As always, we’re going to design their space in collaboration, meaning it’s a joint creative project between you and your teen. Grab a journal or pull up an iPhone note and brainstorm how they are going to use the space, what their needs are, and what vibe resonates with them. Then surf the web together and make some choices for the 4 main components of the room: rug, bed, bookshelf, and closet.
Then it’s time to get your hands dirty . . . quite possibly literally, as you begin by clearing out every nook and cranny of the space. At this point in their lives, they have likely accumulated a lot of clutter that is not really going to serve them moving into the teen years (and they’re probably excited to shed the immature tokens of earlier childhood). Empty the space completely, clean it, and make any structural repairs or updates like painting a wall or fixing a doorknob. Then you will invite one item at a time into the space, beginning with the first pillar of a cozy, minimalist bedroom: the rug.
I highly recommend Ruggable’s washable rugs in the biggest size the room reasonably accommodates. Pull up the correct size, filter for your kid’s favorite color, and let them choose. I have found that achieving a cozy, minimalist space requires light neutrals, solid colors, and natural textures. The rug is the one high-impact source of pattern for us, as you can clearly see in the photo of my teen’s space.
Base layer complete, on to the biggest piece in the room: the bed. I’m a big fan of the simple, light, earthy, inexpensive Tarva from Ikea (Sky’s is a full). And can we just take a minute to admire the OCD wet dream that is the legs on the bed lining up perfectly with the diamonds in the rug? Add a comfy non-toxic mattress, cozy bedding in your teen’s preferred texture (we do a white flannel fitted sheet and a solid colored duvet in their color), and you’re in restful sleep business.
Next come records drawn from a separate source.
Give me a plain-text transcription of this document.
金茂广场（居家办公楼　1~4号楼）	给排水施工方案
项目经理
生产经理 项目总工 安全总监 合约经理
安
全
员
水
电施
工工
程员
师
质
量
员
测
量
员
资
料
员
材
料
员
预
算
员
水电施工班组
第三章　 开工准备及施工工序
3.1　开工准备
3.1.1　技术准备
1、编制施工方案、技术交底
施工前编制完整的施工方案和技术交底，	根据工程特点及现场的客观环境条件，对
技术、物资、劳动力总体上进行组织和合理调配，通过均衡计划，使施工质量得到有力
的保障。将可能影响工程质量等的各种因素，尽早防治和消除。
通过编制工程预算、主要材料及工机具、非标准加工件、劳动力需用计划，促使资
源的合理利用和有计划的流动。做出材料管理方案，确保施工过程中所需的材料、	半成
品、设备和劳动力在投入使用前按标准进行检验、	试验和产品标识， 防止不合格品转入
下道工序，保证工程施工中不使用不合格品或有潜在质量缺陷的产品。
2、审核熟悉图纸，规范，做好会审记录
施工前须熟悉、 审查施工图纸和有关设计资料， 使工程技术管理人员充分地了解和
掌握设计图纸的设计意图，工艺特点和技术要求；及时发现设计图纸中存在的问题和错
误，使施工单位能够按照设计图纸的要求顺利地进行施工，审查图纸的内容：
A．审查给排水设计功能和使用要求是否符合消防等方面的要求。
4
Next up is the bookshelf. I’m a big fan of the Ikea Kallax and in Sky’s case, the furniture arrangement worked best with a split version. I provide each kid with 4 hyacinth bins and let them create a home for their most essential and treasured belongings. This is where they choose what to invite back into the space from the pile they ejected when you emptied the room. If an item doesn’t have a spot, it doesn’t get to live in the bedroom. The fact that there are “only” 8 cubbies provides a space boundary that supports your child in prioritizing what is meaningful for them now. And that “now” part is worth highlighting – bring a sense of time into the conversation. As in, you can have everything, but not all at once. Once a season, when we come together for our collaboration session for our Bucket System, we rotate things in and out of their space to support the things they presently want to work on and hold space for.
The final key element is the closet. Curating a closet is a powerful act of creating an identity. At a time when bodies are changing and identities are shifting, focusing a significant amount of energy here is worthwhile. The Minimalist Wardrobe class can walk you through the whole process. And what a fantastic bonding and role modeling experience for both parent and teen to do this work together!
While not a central component to a cozy, minimalist bedroom, plants can elevate the level of groundedness and calm in a way that few other single items can (in addition to being hippie chic, this is evidence-based and research supported, benefiting us in a myriad of ways from improving air quality to reducing anxiety). I’m quickly becoming a crazy plant lady. I brought my kids to the nursery and they each got to choose plants and pots for their rooms. It was better than adopting kittens (no peeing on rugs).
As far as other decorative elements, really challenge yourselves to hold the open space – to let it be open. Allow form to follow function. If you have spent years in a cluttered room, it’s going to feel stark and empty at first. Don’t panic and allow the chaos to flood back in! Sit in that discomfort for a while. Commit to living in it for one season and at the start of the next season, you can revisit and add more if you still feel it’s necessary. But I’m betting they won’t want to when that time comes. You will have recalibrated for peace.
One final note that Sky would like me to include for the sake of authenticity is that we do stage rooms for photos in the sense that we strip away some of the overly personal items that would require context and don’t add to the visual. For example, we removed the daily medications she takes for some medical conditions from her bookshelf. So if you have a few things like that in the sanctuary you’ve lovingly created, we’re right there with you – it’s all good.
The bedroom of a teenager is often portrayed as a smelly black hole. But that caricature of adolescence does not have to be true for your family. Your inner world is a reflection of your environment and vice versa. Utilize this power by curating a sanctuary for and with your teen that is going to elevate their sense of belonging, peace, and confidence.